Jak donosi "The New York Times", Amerykanie naciskają na polski rząd, aby zrezygnował z tworzenia sieci 5G z udziałem chińskiego koncernu Huawei. Miałby być to warunek stworzenia w Polsce stałej bazy wojskowej, tzw. Fort Trump.
Amerykańska gazeta twierdzi, że urzędnicy prezydenta Donalda Trumpa sugerowali polskiej stronie zależność między budową sieci 5G przez Huawei a możliwością rozmieszczenie wojsk amerykańskich w Polsce.
Administracja Stanów Zjednoczonych uważa bowiem chiński koncern za narzędzie nowego wyścigu zbrojeń i współpracownika chińskiego rządu i służb specjalnych.
Źródło "NYT" twierdzi, że sposób, w jaki w Polsce tworzona jest technologia 5G, jest "jaskrawym przykładem tego, w jaki sposób chiński rząd instaluje agentów wywiadu w oddziałach Huawei na całym świecie".
Gazeta przywołuje także wypowiedź płk. Grzegorza Małeckiego, byłego szefa Agencji Wywiadu (w latach 2015-2016), który wskazuje na zagrożenie wojsk USA stacjonujących w Polsce.
– To zrozumiałe, że USA chcą chronić swoje oddziały przed potencjalnym niebezpieczeństwem, a takim jest obca kontrola nad siecią 5G. Z punktu widzenia Polski zabezpieczenie obecności amerykańskich jednostek jest działaniem priorytetowym – powiedział płk Małecki amerykańskiej gazecie.
Huawei odpowiada
Firma oczywiście odpiera wszelkie zarzuty kierowane pod jej adresem. "Spółka Huawei przestrzega wszystkich obowiązujących praw i przepisów w krajach, w których prowadzi działalność. Ponadto od każdego swojego pracownika Spółka Huawei wymaga stosowania się do przepisów prawnych oraz zasad obowiązujących w krajach, w których firma ma swoje oddziały" – napisano w oświadczeniu po aresztowaniu.

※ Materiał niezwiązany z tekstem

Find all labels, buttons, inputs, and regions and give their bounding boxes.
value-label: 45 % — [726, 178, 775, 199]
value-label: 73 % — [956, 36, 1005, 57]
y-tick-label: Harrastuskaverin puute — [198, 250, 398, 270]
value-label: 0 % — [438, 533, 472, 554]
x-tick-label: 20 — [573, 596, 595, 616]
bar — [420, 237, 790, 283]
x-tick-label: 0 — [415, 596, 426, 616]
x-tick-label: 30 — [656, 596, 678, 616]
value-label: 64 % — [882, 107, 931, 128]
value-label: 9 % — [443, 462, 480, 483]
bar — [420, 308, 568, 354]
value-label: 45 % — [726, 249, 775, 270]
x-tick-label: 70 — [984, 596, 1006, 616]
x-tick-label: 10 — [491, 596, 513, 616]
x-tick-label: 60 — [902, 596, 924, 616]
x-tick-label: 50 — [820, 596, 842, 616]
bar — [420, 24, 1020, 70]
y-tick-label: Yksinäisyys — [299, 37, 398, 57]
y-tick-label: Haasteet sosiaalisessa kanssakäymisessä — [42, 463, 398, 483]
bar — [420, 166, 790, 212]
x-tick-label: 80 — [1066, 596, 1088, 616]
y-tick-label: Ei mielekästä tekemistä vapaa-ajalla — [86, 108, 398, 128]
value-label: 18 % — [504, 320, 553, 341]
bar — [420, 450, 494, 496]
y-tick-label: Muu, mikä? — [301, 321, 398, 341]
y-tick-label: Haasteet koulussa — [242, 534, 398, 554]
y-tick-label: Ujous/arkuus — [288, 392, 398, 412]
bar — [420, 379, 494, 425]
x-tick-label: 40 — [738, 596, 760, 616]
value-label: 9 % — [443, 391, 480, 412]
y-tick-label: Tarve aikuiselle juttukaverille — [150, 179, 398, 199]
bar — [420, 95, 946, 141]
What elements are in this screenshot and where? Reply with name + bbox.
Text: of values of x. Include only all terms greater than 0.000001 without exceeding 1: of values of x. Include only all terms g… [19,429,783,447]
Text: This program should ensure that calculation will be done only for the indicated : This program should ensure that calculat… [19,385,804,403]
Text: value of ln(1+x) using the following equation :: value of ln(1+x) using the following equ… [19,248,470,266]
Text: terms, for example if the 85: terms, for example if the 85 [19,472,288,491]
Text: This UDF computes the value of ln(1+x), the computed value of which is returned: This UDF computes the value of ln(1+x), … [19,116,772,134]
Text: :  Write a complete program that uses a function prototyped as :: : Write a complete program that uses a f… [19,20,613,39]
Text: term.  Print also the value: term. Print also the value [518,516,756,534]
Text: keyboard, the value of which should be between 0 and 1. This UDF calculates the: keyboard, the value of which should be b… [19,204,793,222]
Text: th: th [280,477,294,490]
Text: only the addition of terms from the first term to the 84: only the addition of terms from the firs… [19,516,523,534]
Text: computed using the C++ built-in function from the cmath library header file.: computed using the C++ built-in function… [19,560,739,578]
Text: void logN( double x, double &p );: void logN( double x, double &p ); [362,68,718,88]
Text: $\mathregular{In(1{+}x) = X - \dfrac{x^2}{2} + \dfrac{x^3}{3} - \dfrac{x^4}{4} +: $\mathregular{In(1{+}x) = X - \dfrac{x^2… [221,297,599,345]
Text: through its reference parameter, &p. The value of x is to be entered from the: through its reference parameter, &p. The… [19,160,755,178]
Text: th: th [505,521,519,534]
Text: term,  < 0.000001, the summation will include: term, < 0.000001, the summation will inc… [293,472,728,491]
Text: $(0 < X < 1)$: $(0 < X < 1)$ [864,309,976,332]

Także zastrzeżenia urzędów i służb innych krajów doczekały się reakcji firmy. Ken Hu, zastępca szefa zarządu, odciął się od jakichkolwiek problemów z cyberbezpieczeństwem.
"Fakty mówią same za siebie – w Huawei nigdy nie mieliśmy do czynienia z poważnym incydentem związanym z bezpieczeństwem cybernetycznym naszego sprzętu. Nawet przy najbardziej rygorystycznym przeglądzie i kontroli przeprowadzanej przez organy regulacyjne lub naszych klientów, nigdy nie było żadnych dowodów wskazujących, że rozwiązania firmy stanowią zagrożenie dla bezpieczeństwa" – stwierdził w oświadczeniu.
"Uważamy też, że kwestia bezpieczeństwa cybernetycznego jest zagadnieniem globalnym i dotyczy całej branży, którym należy zająć się wspólnie. Zawsze chętnie podejmiemy otwarty dialog z każdym, kto ma uzasadnione obawy. Jednak w przypadku jakichkolwiek bezpodstawnych zarzutów będziemy stanowczo reagować, celem ochrony dobrego imienia firmy" – dodał.